A small town bookstore/coffee shop died too quietly January 1, 2001. Into the Woods was the renegade bastion of human evolution; set neatly off from the road it was hidden from everyone by old and cool Alaskan forest.

I worked there off and on for a few years and in that time we had weekly Celtic jams, French classes and films, a G'wichin table, Green party meetings, song writing workshops, poetry readings and several surprisingly well-received concerts. Open noon to midnight every day we could find a willing worker the bookstore was one of scant few businesses in this mostly frozen (frozen in so many more ways than literal) town that didn't encourage the sterilely generic Seattle-Starbucks look that is growing so hip up here.

Our last year was too much of a struggle though. The owner had to take a job up North to keep the shop open and summer light-all-the-time mania burned out our over-worked employees at a monthly turnover. Finally an unfortunate and overly principialed brawl with the land owner (the University of Fairbanks) left us owing back rent, no access to the bank roll and a letter of eviction.

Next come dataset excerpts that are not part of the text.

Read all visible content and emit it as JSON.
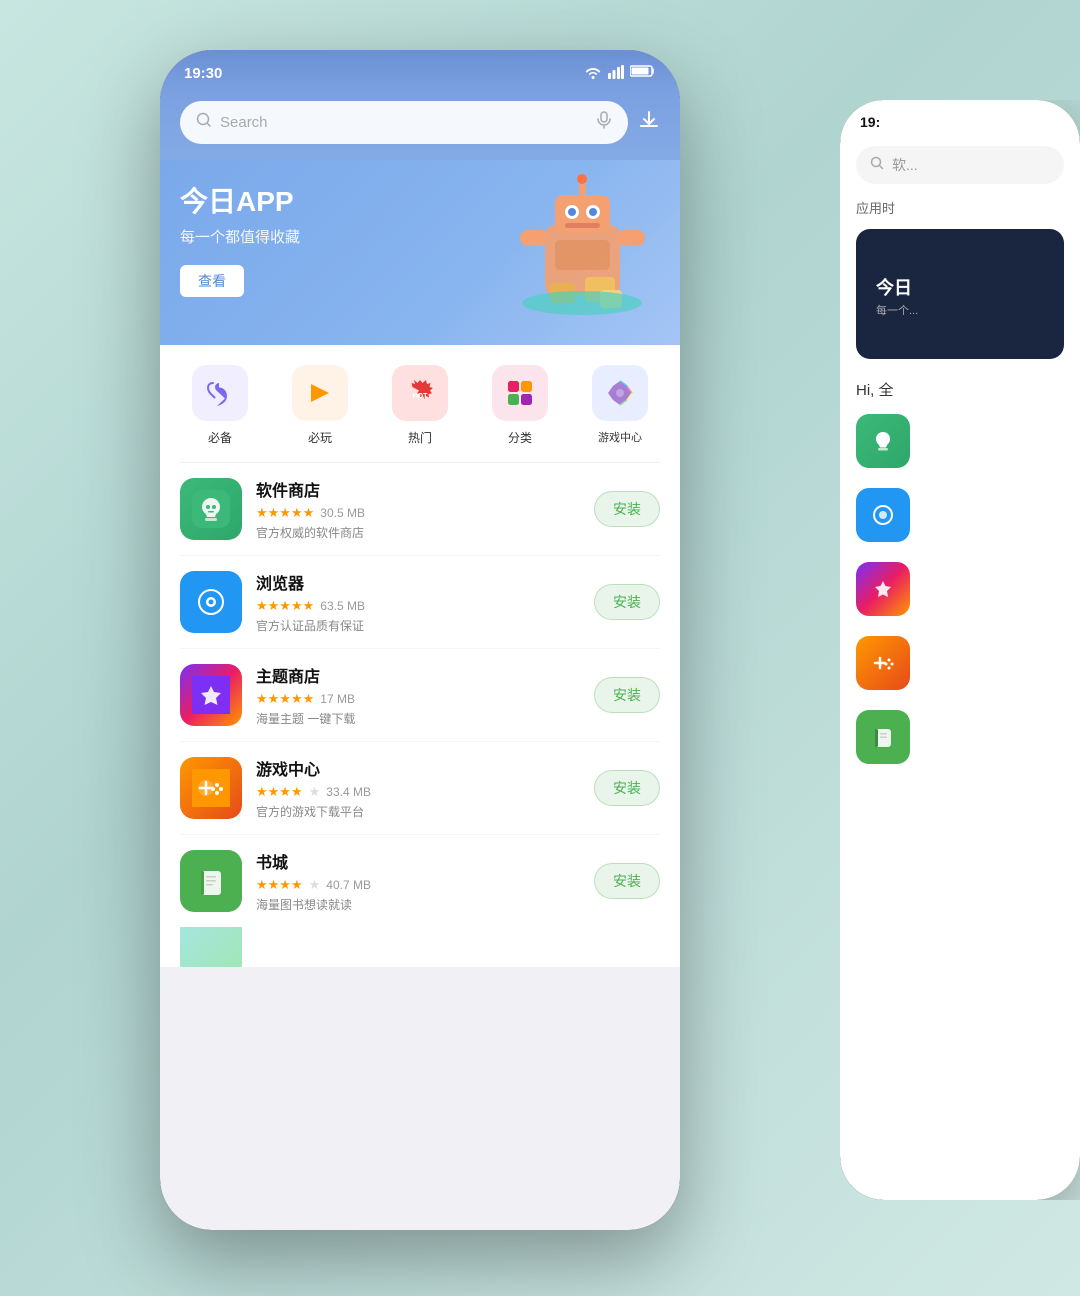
{
  "background": {
    "color": "#c0ddd8"
  },
  "phone_main": {
    "status_bar": {
      "time": "19:30",
      "wifi": "📶",
      "signal": "▪▪▪",
      "battery": "🔋"
    },
    "search": {
      "placeholder": "Search",
      "mic_icon": "mic",
      "download_icon": "download"
    },
    "banner": {
      "title": "今日APP",
      "subtitle": "每一个都值得收藏",
      "button_label": "查看"
    },
    "categories": [
      {
        "id": "essential",
        "icon": "👍",
        "label": "必备",
        "color": "#f0eeff"
      },
      {
        "id": "play",
        "icon": "🎮",
        "label": "必玩",
        "color": "#fff3e8"
      },
      {
        "id": "hot",
        "icon": "🔥",
        "label": "热门",
        "color": "#ffeeee"
      },
      {
        "id": "category",
        "icon": "⊞",
        "label": "分类",
        "color": "#fff0f8"
      },
      {
        "id": "game-center",
        "icon": "⭐",
        "label": "游戏中心",
        "color": "#f0f4ff"
      }
    ],
    "apps": [
      {
        "id": "app-store",
        "name": "软件商店",
        "stars": 5,
        "stars_display": "★★★★★",
        "size": "30.5 MB",
        "desc": "官方权威的软件商店",
        "install_label": "安装",
        "icon_color_start": "#3cb878",
        "icon_color_end": "#2da86a",
        "icon_symbol": "🏪"
      },
      {
        "id": "browser",
        "name": "浏览器",
        "stars": 5,
        "stars_display": "★★★★★",
        "size": "63.5 MB",
        "desc": "官方认证品质有保证",
        "install_label": "安装",
        "icon_color": "#2196F3",
        "icon_symbol": "🌐"
      },
      {
        "id": "theme-store",
        "name": "主题商店",
        "stars": 5,
        "stars_display": "★★★★★",
        "size": "17 MB",
        "desc": "海量主题 一键下载",
        "install_label": "安装",
        "icon_symbol": "🎨"
      },
      {
        "id": "game-center",
        "name": "游戏中心",
        "stars": 4,
        "stars_display": "★★★★☆",
        "size": "33.4 MB",
        "desc": "官方的游戏下载平台",
        "install_label": "安装",
        "icon_symbol": "🎮"
      },
      {
        "id": "book-city",
        "name": "书城",
        "stars": 4,
        "stars_display": "★★★★☆",
        "size": "40.7 MB",
        "desc": "海量图书想读就读",
        "install_label": "安装",
        "icon_symbol": "📚"
      }
    ]
  },
  "phone_second": {
    "status_bar": {
      "time": "19:"
    },
    "search": {
      "placeholder": "软..."
    },
    "section_label": "应用时",
    "banner": {
      "tag": "",
      "title": "今日",
      "subtitle": "每一个..."
    },
    "greeting": "Hi, 全",
    "apps": [
      {
        "id": "app-store-2",
        "icon": "🏪",
        "color": "#3cb878"
      },
      {
        "id": "browser-2",
        "icon": "💬",
        "color": "#2196F3"
      },
      {
        "id": "theme-2",
        "icon": "🎨",
        "color": "#9c27b0"
      },
      {
        "id": "game-2",
        "icon": "🎮",
        "color": "#ff9800"
      },
      {
        "id": "book-2",
        "icon": "📚",
        "color": "#4CAF50"
      }
    ]
  }
}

So, we rallied the troops and wrote a petition, spoke with the President of the University, raised money to cover back rent, cleaned up the land and worked on the shop itself. Then we asked for another chance. In retrospect I think we were too idealistic to think that the University would take our bid over the possibility of renting the land to some commercial business that would bring in far more money than our beautiful no-profit.

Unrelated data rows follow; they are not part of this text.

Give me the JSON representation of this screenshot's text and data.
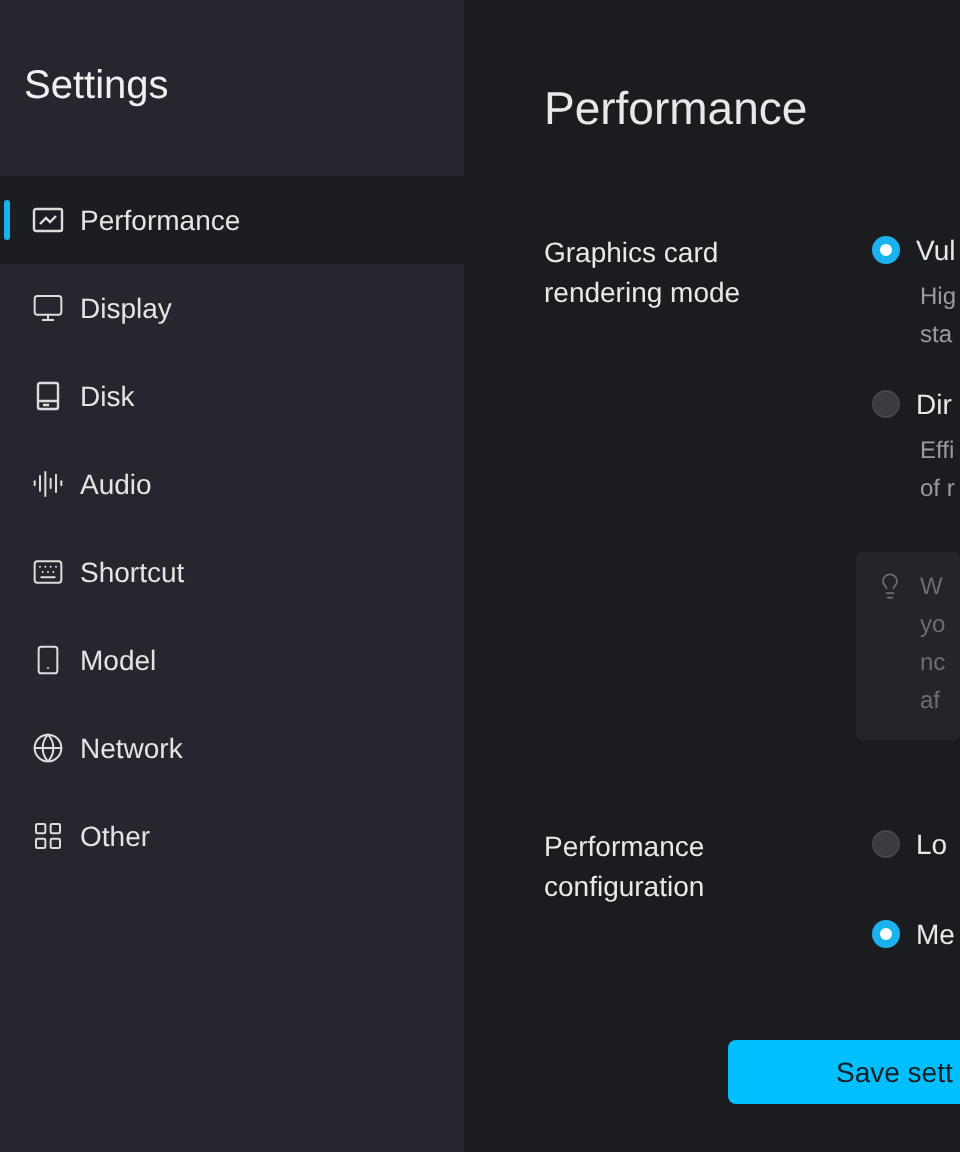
{
  "sidebar": {
    "title": "Settings",
    "items": [
      {
        "label": "Performance",
        "selected": true
      },
      {
        "label": "Display",
        "selected": false
      },
      {
        "label": "Disk",
        "selected": false
      },
      {
        "label": "Audio",
        "selected": false
      },
      {
        "label": "Shortcut",
        "selected": false
      },
      {
        "label": "Model",
        "selected": false
      },
      {
        "label": "Network",
        "selected": false
      },
      {
        "label": "Other",
        "selected": false
      }
    ]
  },
  "main": {
    "title": "Performance",
    "sections": [
      {
        "label": "Graphics card rendering mode",
        "options": [
          {
            "label": "Vul",
            "selected": true,
            "description": [
              "Hig",
              "sta"
            ]
          },
          {
            "label": "Dir",
            "selected": false,
            "description": [
              "Effi",
              "of r"
            ]
          }
        ],
        "tip": [
          "W",
          "yo",
          "nc",
          "af"
        ]
      },
      {
        "label": "Performance configuration",
        "options": [
          {
            "label": "Lo",
            "selected": false
          },
          {
            "label": "Me",
            "selected": true
          }
        ]
      }
    ],
    "save_button": "Save sett"
  }
}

We moved 8 years of books and life out of the cabin then decided to take the shop with us. In an endeavor unlike any other people filed diligently out of the proverbial woodwork to help move out and move the building. The actual structure of Into the Woods is now 3 miles out of Fairbanks waiting empty in different woods.

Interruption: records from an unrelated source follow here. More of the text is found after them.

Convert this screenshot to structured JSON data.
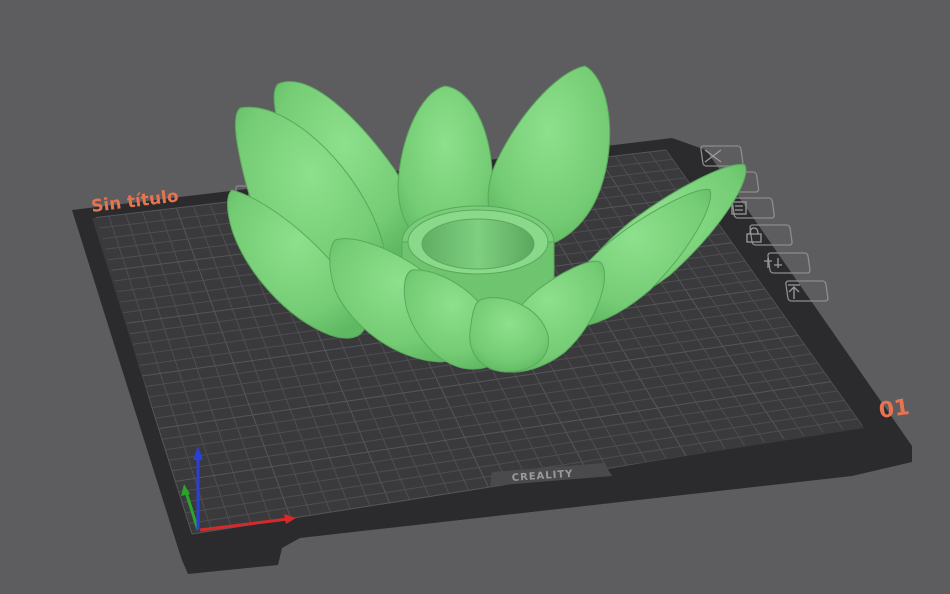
{
  "plate": {
    "name": "Sin título",
    "number": "01",
    "brand": "CREALITY"
  },
  "plate_buttons": [
    {
      "name": "delete-plate-button",
      "icon": "close-icon"
    },
    {
      "name": "auto-orient-button",
      "icon": "orient-icon"
    },
    {
      "name": "arrange-button",
      "icon": "arrange-icon"
    },
    {
      "name": "lock-plate-button",
      "icon": "lock-icon"
    },
    {
      "name": "plate-settings-button",
      "icon": "settings-icon"
    },
    {
      "name": "slice-plate-button",
      "icon": "upload-icon"
    }
  ],
  "colors": {
    "background": "#5d5d5f",
    "plate_frame": "#2c2c2e",
    "plate_surface": "#3a3a3d",
    "grid": "#4d4d51",
    "model": "#7fd37f",
    "accent": "#e8734f",
    "axis_x": "#d42a2a",
    "axis_y": "#2aa52a",
    "axis_z": "#2a3fd4"
  }
}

Last month the University evicted the neighbors on the old land and razed their house, taking quite a few old trees out with it. We resorted to civil disobedience and took 5 dead stumps back to the University in time forEarth Day. We left them at the Commons, the cafeteria, the dorms and at the office of the President. Nailed to each stump was a signed letter stating our disbelief of their total disrespect for the originality and heritage of the land and a high class glossy photo of an amanita from the land. A couple days later we spoke with the President to gauge his reaction... he smiled blankly on a said he had absolutely no idea of what we were talking about.